State madrassas cannot be considered to be formed or administered by minority institutions because the whole teaching and non-teaching personnel of these educational institutions are government employees, the Court stated. The Supreme Court was reviewing petitions contesting the Repealing Act and the Act’s supporting executive orders. The Assam Madrassa Education Provincialization Act, 1995, and the Assam Madrassa Education (Provincialization of Employees and Reorganization of Madrassa Educational Institutions) Act, 2018, were both abolished by the Act. The petitioners argued that the Act infringed on their basic rights under Articles 14, 21, 25, 26, 29, and 30 of the Constitution by converting minority institutions to government institutions.
“Religious teachings and religious education continued to be delivered in these provincialized madrasas, even though they were now entirely sustained out of State monies,” the Court stated at the beginning.
There is no fundamental right to have the Prime Minister’s photo removed from the COVID vaccine certificate: Kerala High Court
Recently, Hon’ble Kerala High Court said that individuals have no constitutional right to petition the government to remove Prime Minister Narendra Modi’s picture off Covid-19 vaccination certificates.
A Division Bench of Chief Justice S Manikumar and Justice Shaji P Chaly was hearing an appeal from a single-judge order dismissing a Public Interest Litigation seeking the removal of the Prime Minister’s photograph from certificates issued for paid vaccinations on the grounds that it violated Article 19(1)(a) of the Constitution’s guarantee of freedom of speech and expression.
The Court, however, disagreed with this assertion and rejected the appeal, concluding that the petitioner’s claim was not protected by his basic rights.
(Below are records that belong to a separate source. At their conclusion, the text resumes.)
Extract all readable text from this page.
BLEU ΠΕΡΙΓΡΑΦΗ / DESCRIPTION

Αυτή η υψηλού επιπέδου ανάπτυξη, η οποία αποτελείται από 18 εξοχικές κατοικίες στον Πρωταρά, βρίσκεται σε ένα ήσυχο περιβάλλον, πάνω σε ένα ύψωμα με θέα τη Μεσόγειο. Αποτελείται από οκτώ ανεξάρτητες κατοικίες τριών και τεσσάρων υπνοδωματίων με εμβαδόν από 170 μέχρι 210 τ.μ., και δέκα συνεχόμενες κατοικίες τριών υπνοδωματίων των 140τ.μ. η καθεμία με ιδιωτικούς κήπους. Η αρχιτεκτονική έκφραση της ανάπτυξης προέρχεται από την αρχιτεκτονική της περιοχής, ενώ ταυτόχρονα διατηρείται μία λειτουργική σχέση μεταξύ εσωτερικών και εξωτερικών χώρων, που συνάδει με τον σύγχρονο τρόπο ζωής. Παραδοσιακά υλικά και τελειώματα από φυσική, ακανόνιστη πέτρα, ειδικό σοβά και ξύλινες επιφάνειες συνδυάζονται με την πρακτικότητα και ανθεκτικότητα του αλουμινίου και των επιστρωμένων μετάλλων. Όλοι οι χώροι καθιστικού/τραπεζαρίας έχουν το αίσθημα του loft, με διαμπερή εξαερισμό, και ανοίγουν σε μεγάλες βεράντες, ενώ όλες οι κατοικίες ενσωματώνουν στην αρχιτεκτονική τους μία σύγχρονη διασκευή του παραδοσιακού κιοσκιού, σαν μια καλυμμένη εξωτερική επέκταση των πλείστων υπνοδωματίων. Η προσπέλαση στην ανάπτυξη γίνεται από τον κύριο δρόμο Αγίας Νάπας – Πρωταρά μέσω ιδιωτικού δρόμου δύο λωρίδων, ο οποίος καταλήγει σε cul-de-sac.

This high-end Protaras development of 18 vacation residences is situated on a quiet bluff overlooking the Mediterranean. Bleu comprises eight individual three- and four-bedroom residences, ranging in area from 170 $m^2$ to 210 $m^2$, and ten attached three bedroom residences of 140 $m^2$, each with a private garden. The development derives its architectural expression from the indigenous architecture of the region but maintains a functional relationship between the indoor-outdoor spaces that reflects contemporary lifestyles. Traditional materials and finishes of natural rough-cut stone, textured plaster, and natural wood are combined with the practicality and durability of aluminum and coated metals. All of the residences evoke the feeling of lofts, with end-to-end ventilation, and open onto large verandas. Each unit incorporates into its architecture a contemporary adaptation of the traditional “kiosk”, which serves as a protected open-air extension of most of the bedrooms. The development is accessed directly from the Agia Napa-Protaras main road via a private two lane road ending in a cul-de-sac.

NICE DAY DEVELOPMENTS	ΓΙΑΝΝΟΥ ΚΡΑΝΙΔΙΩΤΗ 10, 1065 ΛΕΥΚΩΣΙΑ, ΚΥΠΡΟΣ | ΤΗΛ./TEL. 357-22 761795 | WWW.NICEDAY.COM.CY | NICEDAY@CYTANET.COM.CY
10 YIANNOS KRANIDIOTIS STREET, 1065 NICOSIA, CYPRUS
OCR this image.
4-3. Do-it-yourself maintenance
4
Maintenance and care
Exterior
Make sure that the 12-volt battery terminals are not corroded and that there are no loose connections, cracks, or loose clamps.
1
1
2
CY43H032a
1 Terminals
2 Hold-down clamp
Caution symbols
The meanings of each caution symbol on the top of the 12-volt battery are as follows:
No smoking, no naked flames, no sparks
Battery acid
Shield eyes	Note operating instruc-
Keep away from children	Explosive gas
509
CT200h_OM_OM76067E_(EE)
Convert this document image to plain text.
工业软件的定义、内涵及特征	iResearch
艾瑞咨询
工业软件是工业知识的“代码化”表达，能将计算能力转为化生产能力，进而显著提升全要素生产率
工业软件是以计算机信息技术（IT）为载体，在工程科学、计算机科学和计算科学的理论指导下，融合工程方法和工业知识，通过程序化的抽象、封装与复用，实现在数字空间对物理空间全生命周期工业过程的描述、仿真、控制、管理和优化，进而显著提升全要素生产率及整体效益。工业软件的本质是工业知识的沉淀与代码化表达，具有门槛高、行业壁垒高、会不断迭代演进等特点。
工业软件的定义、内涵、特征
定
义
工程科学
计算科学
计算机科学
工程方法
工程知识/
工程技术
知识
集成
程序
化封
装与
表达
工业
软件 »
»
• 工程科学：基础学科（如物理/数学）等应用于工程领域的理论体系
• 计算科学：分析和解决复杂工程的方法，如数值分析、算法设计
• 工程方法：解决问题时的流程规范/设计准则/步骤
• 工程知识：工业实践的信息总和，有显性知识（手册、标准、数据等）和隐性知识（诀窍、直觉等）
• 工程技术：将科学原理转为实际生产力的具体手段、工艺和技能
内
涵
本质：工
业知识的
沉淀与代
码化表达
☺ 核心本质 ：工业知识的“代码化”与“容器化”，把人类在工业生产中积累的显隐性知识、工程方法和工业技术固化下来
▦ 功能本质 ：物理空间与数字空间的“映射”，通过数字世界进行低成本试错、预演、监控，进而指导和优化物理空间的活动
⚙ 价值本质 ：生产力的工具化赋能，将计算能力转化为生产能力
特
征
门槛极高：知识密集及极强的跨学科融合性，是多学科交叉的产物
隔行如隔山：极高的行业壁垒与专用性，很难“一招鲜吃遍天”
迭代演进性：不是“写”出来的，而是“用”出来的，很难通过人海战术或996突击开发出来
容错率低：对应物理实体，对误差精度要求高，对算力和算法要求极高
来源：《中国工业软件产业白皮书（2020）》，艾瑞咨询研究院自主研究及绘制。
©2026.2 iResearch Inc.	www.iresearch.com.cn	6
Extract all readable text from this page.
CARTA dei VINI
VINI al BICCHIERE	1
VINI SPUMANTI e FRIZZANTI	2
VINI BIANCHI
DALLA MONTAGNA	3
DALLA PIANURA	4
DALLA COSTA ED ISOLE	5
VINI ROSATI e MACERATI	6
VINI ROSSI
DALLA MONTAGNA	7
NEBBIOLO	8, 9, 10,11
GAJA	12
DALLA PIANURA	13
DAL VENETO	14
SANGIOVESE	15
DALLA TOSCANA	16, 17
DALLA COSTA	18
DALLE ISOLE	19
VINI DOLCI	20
It went on to say that under Article 73, the government has the ability to issue executive orders on matters of national administration for the common good by adopting and envisaging appropriate policies to meet the needs of the moment.
The Court stated that the image or statement on the certificates appears to have been created with the goal of attracting the attention of the general public in order to encourage them to come forward and receive the vaccination. When the globe was fighting the pandemic, such action was critical, according to the Court. Furthermore, the Court agreed with the single-judge that once an elected body in parliament comes to power with the mandate of the voters, it has the right to carry on with the administration of the country by enacting policies that are appropriate, convenient, and adaptable to the country while keeping the larger public interest in mind.
As a result, the appeal against the single-judge Bench ruling was dismissed by the Court. However, in light of the pandemic’s budgetary restrictions, the Division Bench decreased the single-fees judge’s from one lakh to 25,000, along with a warning to the appellant not to squander the court’s valuable time by submitting unnecessary and frivolous petitions in the future.